Jones played 18 minutes and finished with five points, two rebounds, an assist and a steal.

King’s Fork head coach Josh Worrell was in attendance, along with assistant coach Theotis Porter, to support their former players.

“It was a unique experience,” Worrell said of watching them play. “It’s a great opportunity to see what kids can do if they keep their mind to what they want to do, keep working hard and not think people are going to give them something. They work for everything they get and the kids are very grateful and very respectful.”

Worrell recalled how Jones and Roberts were both a part of the 2008-09 Bulldogs squad that won the state championship. He noted that people tend to remember players from that team like Jaquon Parker, Jay Copeland, Davante Gardner and Jamar Wertz, but Jones and Roberts were significant too.

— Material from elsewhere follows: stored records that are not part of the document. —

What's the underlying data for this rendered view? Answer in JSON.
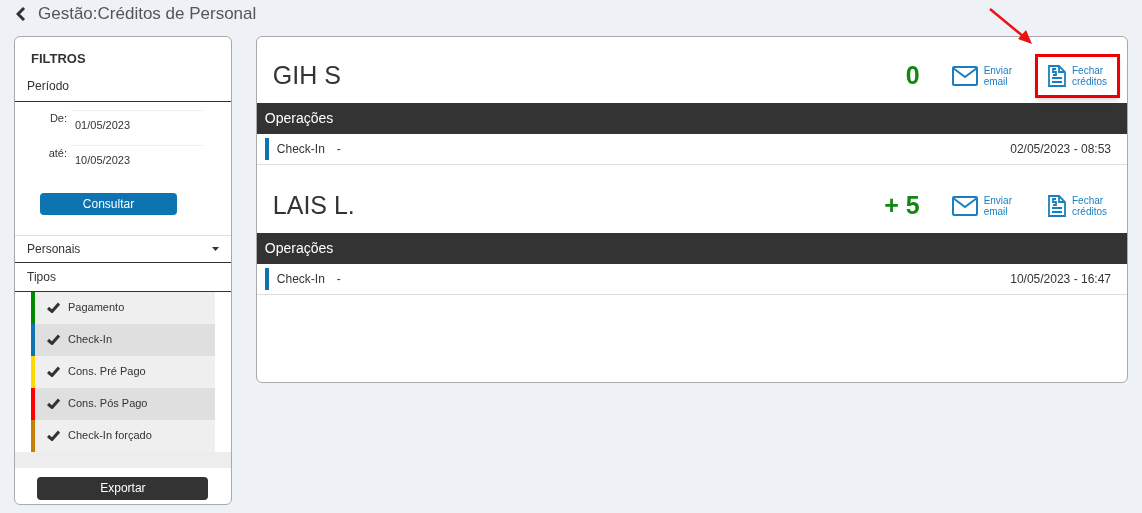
{
  "header": {
    "title": "Gestão:Créditos de Personal"
  },
  "filters": {
    "title": "FILTROS",
    "period_label": "Período",
    "from_label": "De:",
    "from_value": "01/05/2023",
    "to_label": "até:",
    "to_value": "10/05/2023",
    "query_button": "Consultar",
    "personals_label": "Personais",
    "personals_expanded": false,
    "types_label": "Tipos",
    "types": [
      {
        "label": "Pagamento",
        "checked": true,
        "color": "#008a00"
      },
      {
        "label": "Check-In",
        "checked": true,
        "color": "#0d73b1"
      },
      {
        "label": "Cons. Pré Pago",
        "checked": true,
        "color": "#ffd800"
      },
      {
        "label": "Cons. Pós Pago",
        "checked": true,
        "color": "#ff0000"
      },
      {
        "label": "Check-In forçado",
        "checked": true,
        "color": "#c87f0a"
      }
    ],
    "export_button": "Exportar"
  },
  "personals": [
    {
      "name": "GIH S",
      "credits": "0",
      "actions": [
        {
          "kind": "email",
          "label_1": "Enviar",
          "label_2": "email",
          "highlighted": false
        },
        {
          "kind": "close",
          "label_1": "Fechar",
          "label_2": "créditos",
          "highlighted": true
        }
      ],
      "operations_title": "Operações",
      "operations": [
        {
          "type": "Check-In",
          "detail": "-",
          "datetime": "02/05/2023 - 08:53",
          "color": "#0d73b1"
        }
      ]
    },
    {
      "name": "LAIS L.",
      "credits": "+ 5",
      "actions": [
        {
          "kind": "email",
          "label_1": "Enviar",
          "label_2": "email",
          "highlighted": false
        },
        {
          "kind": "close",
          "label_1": "Fechar",
          "label_2": "créditos",
          "highlighted": false
        }
      ],
      "operations_title": "Operações",
      "operations": [
        {
          "type": "Check-In",
          "detail": "-",
          "datetime": "10/05/2023 - 16:47",
          "color": "#0d73b1"
        }
      ]
    }
  ]
}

“They were pieces to what we did, whether people realize it or not,” he said.

Jones’ mother, Rhonda Hester, was in attendance and quite proud of her son. She explained the initial difficulty imposed by his distance from home.

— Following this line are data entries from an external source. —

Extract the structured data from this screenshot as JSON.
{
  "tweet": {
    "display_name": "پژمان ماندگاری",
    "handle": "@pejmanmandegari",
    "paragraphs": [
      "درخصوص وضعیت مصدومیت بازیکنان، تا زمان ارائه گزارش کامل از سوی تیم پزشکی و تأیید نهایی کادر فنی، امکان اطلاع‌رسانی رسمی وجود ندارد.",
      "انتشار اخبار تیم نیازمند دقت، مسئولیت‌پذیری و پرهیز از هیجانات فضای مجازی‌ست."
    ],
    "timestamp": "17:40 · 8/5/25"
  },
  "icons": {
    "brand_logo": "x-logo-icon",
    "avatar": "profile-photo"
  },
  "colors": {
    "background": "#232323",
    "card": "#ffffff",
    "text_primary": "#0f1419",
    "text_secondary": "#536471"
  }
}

“It was very hard, very hard, just the commute from Virginia to Boston,” she said. “But when I found that that he was coming to Virginia, I wasn’t going to miss the game. I was not going to miss it for anything in the world.”

Fisher College head coach David Lindberg had nothing but good things to say about his two players from Suffolk.

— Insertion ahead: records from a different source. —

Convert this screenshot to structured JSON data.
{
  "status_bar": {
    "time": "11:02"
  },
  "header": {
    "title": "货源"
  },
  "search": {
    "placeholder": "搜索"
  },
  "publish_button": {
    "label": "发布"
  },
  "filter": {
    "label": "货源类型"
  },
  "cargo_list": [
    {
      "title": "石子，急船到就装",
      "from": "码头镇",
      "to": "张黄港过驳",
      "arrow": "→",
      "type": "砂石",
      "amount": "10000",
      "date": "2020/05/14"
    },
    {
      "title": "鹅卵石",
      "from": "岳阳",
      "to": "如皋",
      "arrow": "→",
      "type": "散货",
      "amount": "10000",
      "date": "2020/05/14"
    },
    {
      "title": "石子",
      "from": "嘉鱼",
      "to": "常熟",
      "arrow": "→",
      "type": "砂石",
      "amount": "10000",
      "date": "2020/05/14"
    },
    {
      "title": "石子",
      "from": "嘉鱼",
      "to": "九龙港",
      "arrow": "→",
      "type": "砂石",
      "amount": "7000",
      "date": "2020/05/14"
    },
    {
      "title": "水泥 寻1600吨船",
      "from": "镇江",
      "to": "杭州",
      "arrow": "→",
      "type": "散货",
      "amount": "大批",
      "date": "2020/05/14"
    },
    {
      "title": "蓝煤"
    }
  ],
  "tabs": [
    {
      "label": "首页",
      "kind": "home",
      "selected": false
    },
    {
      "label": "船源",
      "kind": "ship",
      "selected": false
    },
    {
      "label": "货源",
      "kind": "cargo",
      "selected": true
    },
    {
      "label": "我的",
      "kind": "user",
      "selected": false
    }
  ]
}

“We’ve been planning this game since Kyndal was a freshman, so four years ago, or at least a game down this way,” he said. “I don’t know what it is about the kids down here, in general. They’re such good, hard-working guys, and I have nothing but good things to say about them. They play their tails off every night, they show up positive every day, and just get the job done.”

He indicated that having both of them play in the game was not something he contrived to happen; it was something they had earned.

“They’re in our rotation, both of them,” he said. “And Kyndal, he’s been here for four years. He’s always been that workhorse who deserves his minutes because he gets it done in practice. Curt, on the other side of things, he’s had a tough go of it because he was an academic redshirt as a freshman. Last year, he had a knee surgery, and so this is his first year really playing and he’s worked his backside off to earn his minutes.”

Jones and Roberts played against some of the Builders’ players from Suffolk, including Nansemond River grads Jay Melendez and Latrone Demiel and Lakeland’s Rodney Goodman.

Though both players indicated their basketball careers would likely end at the conclusion of college, they have a lot of family locally and expressed willingness to return if the right opportunity presented itself.

“If I can find a job out here, yeah, I’ll definitely come back,” Jones said. “I like it out here, I love it.”